I’m not quite sure when she grabbed a hold of the rescue buoy that I had slipped around my waist, but out to the kayak I swam… towing Helen along behind.


I don’t think we quite laughed about this at the time, but oh how we did later!  When we made it out to where Coach Bill was paddling, Helen – in her happy, triumphant way – announced that she wasn’t quite ready to swim, but she was kicking!  We picked a direction parallel to the shore and continued in this way – paddler, swimmer, and kicker – in a vast, angry, uncharitable nightsea.


Goodness, what an adventure!


We swam along, following the kayak.  The shoreline was completely swallowed in a shroud of black ocean for the most part.  I felt so disoriented.  There was so much to think about.  When could I breathe next?  Where was the kayak?  Where was Helen?  Was she doing all right?


When Helen did start swimming, something about the buoy I was towing changed and the line kept tangling in my feet.  That, and something changed mentally for me too.  I became less and less concerned about Helen and if she was okay – now that she seemed okay – and I suddenly became more and more aware of myself and the sea and the conditions… and my own fears.


Fear is the one voice that haunts me the most.  He comes and he goes and he takes up too much space in my head and my heart.  We are not born with fear – most fears, anyway – we learn them.  I do the things I do, regardless, because I know that most of my fears are silly.  But it is not easy to knock that voice out of my head.


I wanted to swim until I found a place of comfort in there – in that turbulent, rollicking darkness with its unknown creatures.  The sea of many voices.  I wanted to wrestle with the fear for a while and know that I would be okay after.  Because I always am.  Fear is never the thing that hurts you unless you obey it.


But… half an hour in, it was determined that we should go back.  It was a good choice, the conditions would have been tough on a bright day, let alone at night!  And with Helen and I at different speeds and only having one kayaker, it was just not feasible to continue for an extended period of time.


Once we got to shore I think we all felt relieved and very impressed with ourselves.  There was a giddy sense of awe at what we had done.  It was definitely one of the craziest experiences I’ve ever, ever had.


It was much later that I sat wondering about myself and night swimming in the sea… and fear.  I wish… I wish I wasn’t afraid.  In swimming.  In life.  I wish it wasn’t so very frightening.  The night.  The sea.  The voices and fantasies.  The dark.  Trying something new.  Dreaming bigger than myself.  Wanting to make a difference.  Choosing the hard and best thing.  I wish it wasn’t scary.  How I wish it wasn’t so.
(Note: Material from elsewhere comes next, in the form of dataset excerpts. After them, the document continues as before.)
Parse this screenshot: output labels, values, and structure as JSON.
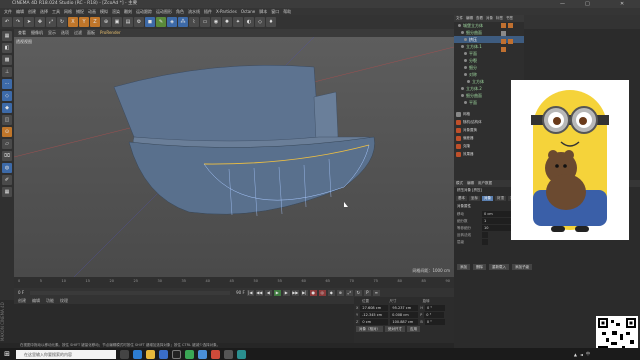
{
  "window": {
    "title": "CINEMA 4D R18.024 Studio (RC - R18) - [ZcoAd *] - 主要",
    "controls": [
      "—",
      "□",
      "✕"
    ]
  },
  "menubar": {
    "items": [
      "文件",
      "编辑",
      "创建",
      "选择",
      "工具",
      "网格",
      "捕捉",
      "动画",
      "模拟",
      "渲染",
      "雕刻",
      "运动跟踪",
      "运动图形",
      "角色",
      "流水线",
      "插件",
      "X-Particles",
      "Octane",
      "脚本",
      "窗口",
      "帮助"
    ]
  },
  "viewport": {
    "menu": [
      "查看",
      "摄像机",
      "显示",
      "选项",
      "过滤",
      "面板",
      "ProRender"
    ],
    "label": "透视视图",
    "grid_info": "网格间距：1000 cm"
  },
  "timeline": {
    "ticks": [
      "0",
      "5",
      "10",
      "15",
      "20",
      "25",
      "30",
      "35",
      "40",
      "45",
      "50",
      "55",
      "60",
      "65",
      "70",
      "75",
      "80",
      "85",
      "90"
    ],
    "frame_start": "0 F",
    "frame_end": "90 F",
    "end_label": "0 F"
  },
  "material_panel": {
    "menu": [
      "创建",
      "编辑",
      "功能",
      "纹理"
    ]
  },
  "coordinates": {
    "headers": [
      "位置",
      "尺寸",
      "旋转"
    ],
    "rows": [
      {
        "a": "X",
        "pos": "27.608 cm",
        "size": "95.237 cm",
        "rl": "H",
        "rot": "0 °"
      },
      {
        "a": "Y",
        "pos": "-12.345 cm",
        "size": "0.008 cm",
        "rl": "P",
        "rot": "0 °"
      },
      {
        "a": "Z",
        "pos": "0 cm",
        "size": "100.887 cm",
        "rl": "B",
        "rot": "0 °"
      }
    ],
    "mode": "对象（相对）",
    "size_mode": "绝对尺寸",
    "apply": "应用"
  },
  "statusbar": {
    "text": "在视图中拖动以移动元素。按住 SHIFT 键量化移动；节点编辑模式时按住 SHIFT 键增加选择对象；按住 CTRL 键减少选择对象。"
  },
  "side_vertical": "MAXON CINEMA 4D",
  "object_manager": {
    "menu": [
      "文件",
      "编辑",
      "查看",
      "对象",
      "标签",
      "书签"
    ],
    "rows": [
      "城堡立方体",
      "细分曲面",
      "挤压",
      "立方体.1",
      "平面",
      "分裂",
      "细分",
      "对称",
      "立方体",
      "立方体.2",
      "细分曲面",
      "平面"
    ]
  },
  "content_browser": {
    "rows": [
      "网格",
      "随机/结构体",
      "对象置换",
      "偏差器",
      "克隆",
      "效果器"
    ]
  },
  "attribute_manager": {
    "menu": [
      "模式",
      "编辑",
      "用户数据"
    ],
    "title": "挤压对象 [挤压]",
    "tabs": [
      "基本",
      "坐标",
      "对象",
      "封顶",
      "平滑着色"
    ],
    "section": "对象属性",
    "rows": [
      {
        "label": "移动",
        "v1": "0 cm",
        "v2": "1 cm",
        "v3": "0 cm"
      },
      {
        "label": "细分数",
        "v1": "1"
      },
      {
        "label": "等参细分",
        "v1": "10"
      },
      {
        "label": "反转法线",
        "v1": ""
      },
      {
        "label": "层级",
        "v1": ""
      }
    ],
    "buttons": [
      "添加",
      "删除",
      "重新载入",
      "添加子级"
    ]
  },
  "taskbar": {
    "search": "在这里输入你要搜索的内容"
  }
}
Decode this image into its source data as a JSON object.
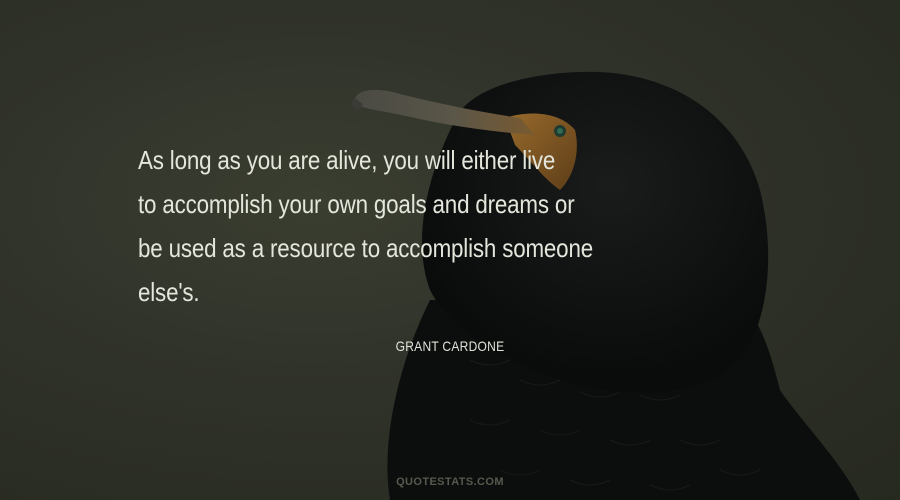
{
  "quote": {
    "lines": [
      "As long as you are alive, you will either live",
      "to accomplish your own goals and dreams or",
      "be used as a resource to accomplish someone",
      "else's."
    ]
  },
  "author": "Grant Cardone",
  "watermark": "quotestats.com",
  "colors": {
    "background": "#2f3228",
    "text": "#e4e6dc",
    "bird_body": "#0d0f0f",
    "beak_orange": "#a06a28"
  }
}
Maybe someday, it won’t be.


But until then, I will hold onto Apostle Jim’s recent words about fear and the way you overcome fearful situations:


Through Power.

Through Love.

With a Sound Mind.


If I have anything, I have those things.  I have a sound mind that thinks me into, through and out of the darkness.  I have the power of a foundation of experiences that convince me I am strong enough to continue.  I have the deepest love for swimming, for the sea, and for making the world a better place that is all the motivation any person ever needed to face anything.


Maybe we don’t go to the sea to be healed.


Maybe we go to the sea to be shown the tools we have to heal ourselves.